Il existe pourtant une étroite corrélation entre la diminution des surfaces coralliennes en bonne santé et l’augmentation des surfaces déforestées des bassins versants des grands fleuves. Les panaches des fleuves sont un phénomène naturel et habituels ; par contre, leur teneur en nutriments, provenant de sols lessivés et ainsi artificiellement dépourvus de couverture végétale, augmente chaque année.
Ailleurs cependant, une expédition récente dans les récifs au large de Brunei (Bornéo) nous a révélé la relativité de ces phénomènes d’eutrophisation: on remarque sur la base de l’imagerie satellitaire que le niveau des nutriments dans les eaux de surface y est aussi importants que dans les Caraïbes sud-occidentales. Dans le sud de la Mer de Chine, la température estivale moyenne a augmenté entre 1950 et 2008 de 29° à 29.5° et les extrêmes mesurés au mois de novembre 2017 atteignaient 31°. Mais nous n’avons trouvé aucun blanchiment de corail, ni dans les atolls au grand large, ni dans des récifs côtiers à proximité d’estuaires. Malgré la présence abondante de plancton et par conséquent, des eaux assez peu transparentes, la couverture corallienne est intacte, très diverse et en bonne santé (voir figure 5 et 6). Comment expliquer ce phénomène ?
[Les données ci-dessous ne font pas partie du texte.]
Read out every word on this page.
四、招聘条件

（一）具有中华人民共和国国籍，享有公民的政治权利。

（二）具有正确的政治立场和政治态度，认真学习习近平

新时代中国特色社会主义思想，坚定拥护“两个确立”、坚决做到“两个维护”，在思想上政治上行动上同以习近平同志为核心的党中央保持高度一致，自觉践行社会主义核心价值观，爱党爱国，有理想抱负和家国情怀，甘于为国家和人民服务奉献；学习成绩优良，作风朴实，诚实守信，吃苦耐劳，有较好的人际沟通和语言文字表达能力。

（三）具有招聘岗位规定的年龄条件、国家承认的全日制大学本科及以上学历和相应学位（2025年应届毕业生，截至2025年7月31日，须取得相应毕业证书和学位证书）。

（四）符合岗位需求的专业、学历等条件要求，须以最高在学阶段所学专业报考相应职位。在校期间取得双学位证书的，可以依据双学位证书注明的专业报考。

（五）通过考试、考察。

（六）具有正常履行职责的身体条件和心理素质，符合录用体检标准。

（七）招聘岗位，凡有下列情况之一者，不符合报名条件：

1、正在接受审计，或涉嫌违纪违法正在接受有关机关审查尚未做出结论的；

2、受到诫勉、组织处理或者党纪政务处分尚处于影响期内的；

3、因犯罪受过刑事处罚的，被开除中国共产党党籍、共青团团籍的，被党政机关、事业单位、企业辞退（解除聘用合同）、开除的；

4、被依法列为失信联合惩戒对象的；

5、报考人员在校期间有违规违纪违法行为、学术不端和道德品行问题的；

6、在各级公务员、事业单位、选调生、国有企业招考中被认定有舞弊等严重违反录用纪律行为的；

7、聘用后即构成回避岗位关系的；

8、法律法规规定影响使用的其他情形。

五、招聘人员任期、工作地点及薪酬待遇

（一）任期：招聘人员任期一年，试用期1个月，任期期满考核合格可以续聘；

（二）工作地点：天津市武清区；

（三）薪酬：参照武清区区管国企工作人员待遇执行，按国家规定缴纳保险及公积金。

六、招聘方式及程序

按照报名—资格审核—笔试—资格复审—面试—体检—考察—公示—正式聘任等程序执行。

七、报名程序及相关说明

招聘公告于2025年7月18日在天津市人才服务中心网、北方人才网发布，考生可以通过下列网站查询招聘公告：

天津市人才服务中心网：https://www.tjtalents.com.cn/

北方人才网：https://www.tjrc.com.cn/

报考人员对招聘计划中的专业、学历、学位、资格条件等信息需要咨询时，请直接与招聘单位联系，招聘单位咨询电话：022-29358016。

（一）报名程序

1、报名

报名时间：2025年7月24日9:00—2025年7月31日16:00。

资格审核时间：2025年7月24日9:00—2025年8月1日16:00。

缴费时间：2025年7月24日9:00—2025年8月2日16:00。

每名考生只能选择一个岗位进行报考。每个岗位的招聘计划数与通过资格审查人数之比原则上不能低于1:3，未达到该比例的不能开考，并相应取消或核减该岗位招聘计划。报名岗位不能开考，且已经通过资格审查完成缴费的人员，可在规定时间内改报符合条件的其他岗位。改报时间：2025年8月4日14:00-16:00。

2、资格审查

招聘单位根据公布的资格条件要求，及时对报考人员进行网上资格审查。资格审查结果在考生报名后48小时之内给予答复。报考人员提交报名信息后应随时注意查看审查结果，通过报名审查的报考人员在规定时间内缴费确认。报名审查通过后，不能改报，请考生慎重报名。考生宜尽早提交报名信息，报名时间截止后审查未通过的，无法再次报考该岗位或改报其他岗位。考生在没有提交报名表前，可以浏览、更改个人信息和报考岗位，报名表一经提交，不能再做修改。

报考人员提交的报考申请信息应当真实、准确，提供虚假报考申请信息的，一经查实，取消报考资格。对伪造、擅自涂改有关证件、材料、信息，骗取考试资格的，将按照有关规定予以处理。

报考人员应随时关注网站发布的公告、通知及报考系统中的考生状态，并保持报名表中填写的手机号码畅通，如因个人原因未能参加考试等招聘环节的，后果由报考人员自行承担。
Encore une fois, c’est sur des périodes millénaires que les populations coralliennes ont pu évoluer dans un milieu plus riche en nutriments et plus chaud. En fait, la Mer de Chine fait partie du « Triangle de corail » (voir figure 7) où l’on a observé la plus grande diversité corallienne au monde – paradoxalement dans des zones assez riches en nutriments dérivés des terres tropicales pluvieuses.
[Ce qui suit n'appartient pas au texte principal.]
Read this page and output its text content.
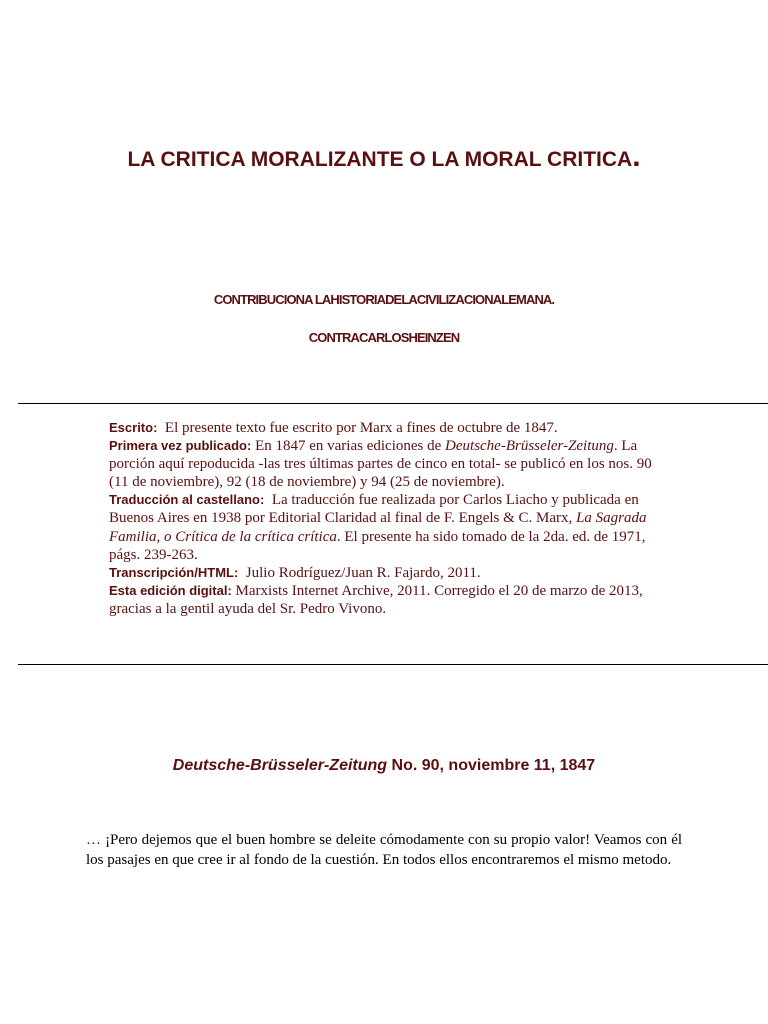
LA CRITICA MORALIZANTE O LA MORAL CRITICA.

CONTRIBUCIONA LAHISTORIADELACIVILIZACIONALEMANA.

CONTRACARLOSHEINZEN

Escrito: El presente texto fue escrito por Marx a fines de octubre de 1847.

Primera vez publicado: En 1847 en varias ediciones de Deutsche-Brüsseler-Zeitung. La porción aquí repoducida -las tres últimas partes de cinco en total- se publicó en los nos. 90 (11 de noviembre), 92 (18 de noviembre) y 94 (25 de noviembre).

Traducción al castellano: La traducción fue realizada por Carlos Liacho y publicada en Buenos Aires en 1938 por Editorial Claridad al final de F. Engels & C. Marx, La Sagrada Familia, o Crítica de la crítica crítica. El presente ha sido tomado de la 2da. ed. de 1971, págs. 239-263.

Transcripción/HTML: Julio Rodríguez/Juan R. Fajardo, 2011.

Esta edición digital: Marxists Internet Archive, 2011. Corregido el 20 de marzo de 2013, gracias a la gentil ayuda del Sr. Pedro Vivono.

Deutsche-Brüsseler-Zeitung No. 90, noviembre 11, 1847

… ¡Pero dejemos que el buen hombre se deleite cómodamente con su propio valor! Veamos con él los pasajes en que cree ir al fondo de la cuestión. En todos ellos encontraremos el mismo metodo.
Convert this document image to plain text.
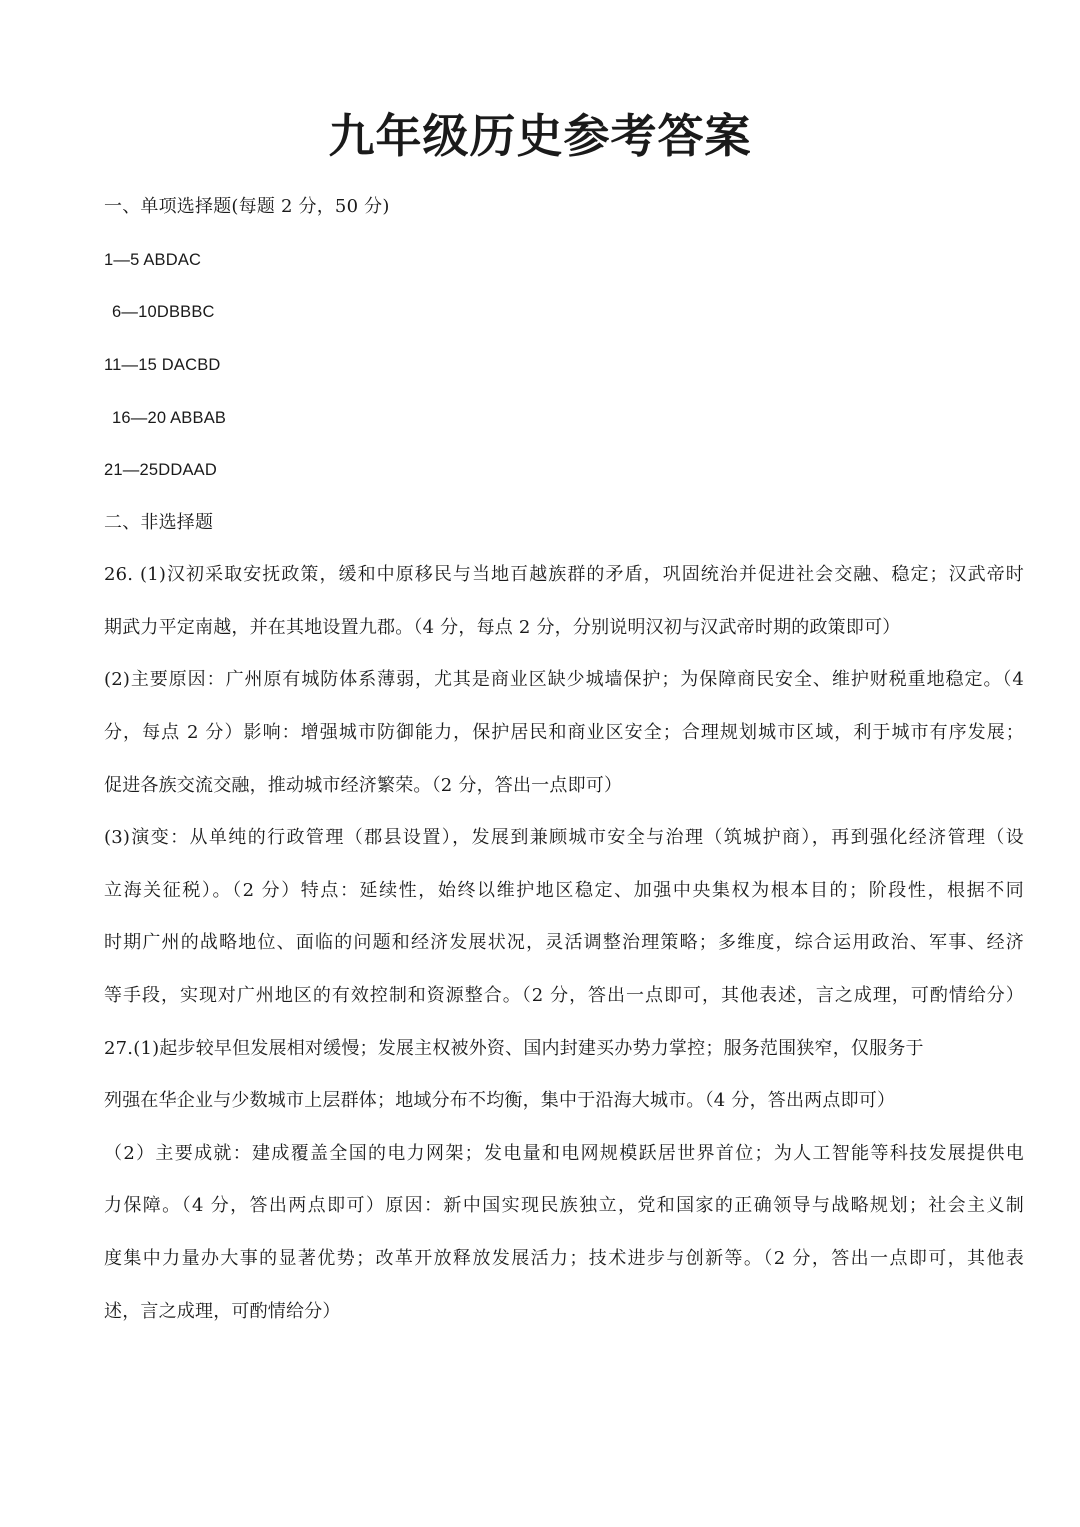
九年级历史参考答案

一、单项选择题(每题 2 分，50 分)

1—5 ABDAC

6—10DBBBC

11—15 DACBD

16—20 ABBAB

21—25DDAAD

二、非选择题

26. (1)汉初采取安抚政策，缓和中原移民与当地百越族群的矛盾，巩固统治并促进社会交融、稳定；汉武帝时

期武力平定南越，并在其地设置九郡。（4 分，每点 2 分，分别说明汉初与汉武帝时期的政策即可）

(2)主要原因：广州原有城防体系薄弱，尤其是商业区缺少城墙保护；为保障商民安全、维护财税重地稳定。（4

分，每点 2 分）影响：增强城市防御能力，保护居民和商业区安全；合理规划城市区域，利于城市有序发展；

促进各族交流交融，推动城市经济繁荣。（2 分，答出一点即可）

(3)演变：从单纯的行政管理（郡县设置），发展到兼顾城市安全与治理（筑城护商），再到强化经济管理（设

立海关征税）。（2 分）特点：延续性，始终以维护地区稳定、加强中央集权为根本目的；阶段性，根据不同

时期广州的战略地位、面临的问题和经济发展状况，灵活调整治理策略；多维度，综合运用政治、军事、经济

等手段，实现对广州地区的有效控制和资源整合。（2 分，答出一点即可，其他表述，言之成理，可酌情给分）

27.(1)起步较早但发展相对缓慢；发展主权被外资、国内封建买办势力掌控；服务范围狭窄，仅服务于

列强在华企业与少数城市上层群体；地域分布不均衡，集中于沿海大城市。（4 分，答出两点即可）

（2）主要成就：建成覆盖全国的电力网架；发电量和电网规模跃居世界首位；为人工智能等科技发展提供电

力保障。（4 分，答出两点即可）原因：新中国实现民族独立，党和国家的正确领导与战略规划；社会主义制

度集中力量办大事的显著优势；改革开放释放发展活力；技术进步与创新等。（2 分，答出一点即可，其他表

述，言之成理，可酌情给分）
Un autre phénomène d’adaptation de communautés récifales pendant des périodes millénaires sont les récifs découverts au large de l’embouchure de l’Amazone, découverts en 2016 sous les eaux troubles du panache. Peu étudiés, ils représentent des récifs eutrophiques, dominés par des espèces qui se nourrissent de la filtration du plancton (éponges, octocoralliens, etc.) plutôt que de la symbiose avec des algues comme les hexacoralliens qui forment des charpentes rocheuses.
En conclusion, c’est bien la rapidité des changements de l’environnement marin qui est fatale à des communautés récifales fragiles. La conséquence sera un changement vers des communautés plus opportunistes : éponges, corail souple, macro-algues (voir figure 8 : un récif « dégradé » de Cayo Largo, Cuba). Ces organismes ne forment pas de charpente rocheuse et ne contribuent plus à la protection de l’érosion côtière.
La nature n’est pas la seule à en subir l’impact : dans un contexte de hausse du niveau de la mer de l’ordre de 3.3 mm par an actuellement, des millions d’habitants des îles coralliennes basses vont rapidement devenir des migrants climatiques.